Um som lento e constante de algo se abrindo a alcançou, vindo da
cozinha. A janela. Prendeu a respiração por um instante, olhando de esguelha para
Jaguar; ele ergueu os olhos verdes e imateriais na direção do arco que levava à
cozinha. A mão apertou o cabo do maquauhuitl¹ tão forte que, mesmo com a semi-transparência do corpo, os nós dos
dedos embranqueceram.
— É um deles... Posso sentir. – a voz forte soou em sua mente enquanto
via os lábios se mexerem. — Você tem de sair daqui, Alanna.

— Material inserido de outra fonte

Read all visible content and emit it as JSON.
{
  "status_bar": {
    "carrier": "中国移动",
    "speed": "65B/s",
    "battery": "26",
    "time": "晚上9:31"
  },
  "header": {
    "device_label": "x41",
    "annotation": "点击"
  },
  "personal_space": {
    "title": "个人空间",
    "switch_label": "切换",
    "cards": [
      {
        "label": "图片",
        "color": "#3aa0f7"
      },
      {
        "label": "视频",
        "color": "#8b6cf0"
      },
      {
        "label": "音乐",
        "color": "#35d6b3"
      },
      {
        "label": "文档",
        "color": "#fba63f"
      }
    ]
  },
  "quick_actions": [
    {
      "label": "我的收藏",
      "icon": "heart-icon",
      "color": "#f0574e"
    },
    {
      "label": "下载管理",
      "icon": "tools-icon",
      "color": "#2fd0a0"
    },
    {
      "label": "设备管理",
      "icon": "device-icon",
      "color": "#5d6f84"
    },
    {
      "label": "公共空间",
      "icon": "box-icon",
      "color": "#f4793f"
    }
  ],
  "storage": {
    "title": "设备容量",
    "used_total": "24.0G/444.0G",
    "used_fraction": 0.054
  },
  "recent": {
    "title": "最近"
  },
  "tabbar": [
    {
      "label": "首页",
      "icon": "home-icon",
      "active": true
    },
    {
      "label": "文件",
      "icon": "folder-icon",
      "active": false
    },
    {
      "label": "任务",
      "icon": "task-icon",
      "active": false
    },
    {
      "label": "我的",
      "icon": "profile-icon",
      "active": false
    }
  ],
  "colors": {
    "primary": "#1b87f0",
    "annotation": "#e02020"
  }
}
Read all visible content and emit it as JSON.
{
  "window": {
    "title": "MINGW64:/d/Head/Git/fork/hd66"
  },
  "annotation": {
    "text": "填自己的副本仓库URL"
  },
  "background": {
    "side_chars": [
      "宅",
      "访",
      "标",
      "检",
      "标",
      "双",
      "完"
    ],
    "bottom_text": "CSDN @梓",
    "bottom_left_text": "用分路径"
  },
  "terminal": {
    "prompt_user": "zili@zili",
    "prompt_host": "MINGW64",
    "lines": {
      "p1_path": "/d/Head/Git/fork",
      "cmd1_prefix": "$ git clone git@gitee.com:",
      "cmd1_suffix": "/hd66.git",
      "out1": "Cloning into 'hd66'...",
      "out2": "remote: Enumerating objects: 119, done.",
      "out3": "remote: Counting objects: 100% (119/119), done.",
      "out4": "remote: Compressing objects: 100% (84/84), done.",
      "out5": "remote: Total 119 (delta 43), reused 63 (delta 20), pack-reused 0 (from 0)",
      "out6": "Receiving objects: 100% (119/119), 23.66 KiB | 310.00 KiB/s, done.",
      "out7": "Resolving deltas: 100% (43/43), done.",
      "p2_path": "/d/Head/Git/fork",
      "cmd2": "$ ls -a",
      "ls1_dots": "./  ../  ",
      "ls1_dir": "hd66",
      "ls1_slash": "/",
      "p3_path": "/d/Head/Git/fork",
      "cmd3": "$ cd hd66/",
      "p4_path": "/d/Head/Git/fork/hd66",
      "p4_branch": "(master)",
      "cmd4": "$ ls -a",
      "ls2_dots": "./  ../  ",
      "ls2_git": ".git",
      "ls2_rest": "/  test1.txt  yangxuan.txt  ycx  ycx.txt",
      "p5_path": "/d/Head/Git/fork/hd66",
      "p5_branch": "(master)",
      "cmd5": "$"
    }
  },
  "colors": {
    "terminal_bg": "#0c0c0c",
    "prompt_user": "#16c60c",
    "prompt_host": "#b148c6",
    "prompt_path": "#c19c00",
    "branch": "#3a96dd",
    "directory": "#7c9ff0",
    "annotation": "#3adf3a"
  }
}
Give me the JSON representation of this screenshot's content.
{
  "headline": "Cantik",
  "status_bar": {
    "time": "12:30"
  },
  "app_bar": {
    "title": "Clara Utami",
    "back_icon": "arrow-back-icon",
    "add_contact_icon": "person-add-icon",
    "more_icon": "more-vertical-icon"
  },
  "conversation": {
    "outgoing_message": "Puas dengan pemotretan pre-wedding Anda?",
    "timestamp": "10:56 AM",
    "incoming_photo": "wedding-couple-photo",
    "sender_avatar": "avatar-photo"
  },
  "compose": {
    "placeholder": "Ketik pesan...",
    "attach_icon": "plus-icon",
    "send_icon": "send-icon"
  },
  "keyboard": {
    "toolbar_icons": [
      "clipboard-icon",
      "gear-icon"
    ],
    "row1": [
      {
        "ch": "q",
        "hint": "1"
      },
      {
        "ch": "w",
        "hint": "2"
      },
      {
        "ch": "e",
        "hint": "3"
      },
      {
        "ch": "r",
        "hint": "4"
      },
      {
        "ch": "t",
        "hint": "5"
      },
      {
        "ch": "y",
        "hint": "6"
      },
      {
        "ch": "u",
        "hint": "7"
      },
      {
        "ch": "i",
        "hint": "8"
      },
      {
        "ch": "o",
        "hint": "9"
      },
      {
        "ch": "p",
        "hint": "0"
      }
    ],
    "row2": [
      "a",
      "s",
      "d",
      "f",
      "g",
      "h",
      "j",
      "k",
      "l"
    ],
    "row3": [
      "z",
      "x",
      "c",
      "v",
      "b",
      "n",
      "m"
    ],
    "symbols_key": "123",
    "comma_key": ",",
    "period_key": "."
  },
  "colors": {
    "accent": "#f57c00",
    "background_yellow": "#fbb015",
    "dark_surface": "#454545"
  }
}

A garota olhou desolada para a cadeira de rodas à sua frente, inteira,
mas não rápida o suficiente, não para fugir de um Tzitzimime, e então olhou de
novo para Jaguar, para os olhos de jade que tinham lhe passado confiança e
força desde o primeiro momento. Percebeu o peito dele se erguer e então
abaixar, como se suspirasse.
Piscou momentaneamente, escondendo o cinza-ferro atrás das pálpebras
antes de estender a mão direita para o guerreiro, um sorriso pequeno esticando
seus lábios e mostrando minimamente suas covinhas. Ao menos não tinha mais de
se preocupar que seu poder falhasse.
Com um único olhar na direção da cozinha, de onde o som de vidro
quebrando tinha acabado de se espalhar – provavelmente a louça na pia abaixo da
janela –, ele tocou a mão estendida dela com a mão do braço que tinha o chimalli2 preso.
E ela deixou que se tornassem um.
1: O maquauhuitl tratava-se de uma arma utilizada pelos astecas e por outros povos que habitavam a região atualmente central do México. Era uma espécie de clava achatada de onde sobressaíam várias lâminas de obsidiana, um vidro vulcânico muito usado pelos povos pré-colombianos.
2: Tratava-se de um escudo redondo e decorado, feito de diversos materiais e disponível para quase todas as classes de guerreiros astecas, com exceção da mais baixa. Outros povo da região também o utilizavam.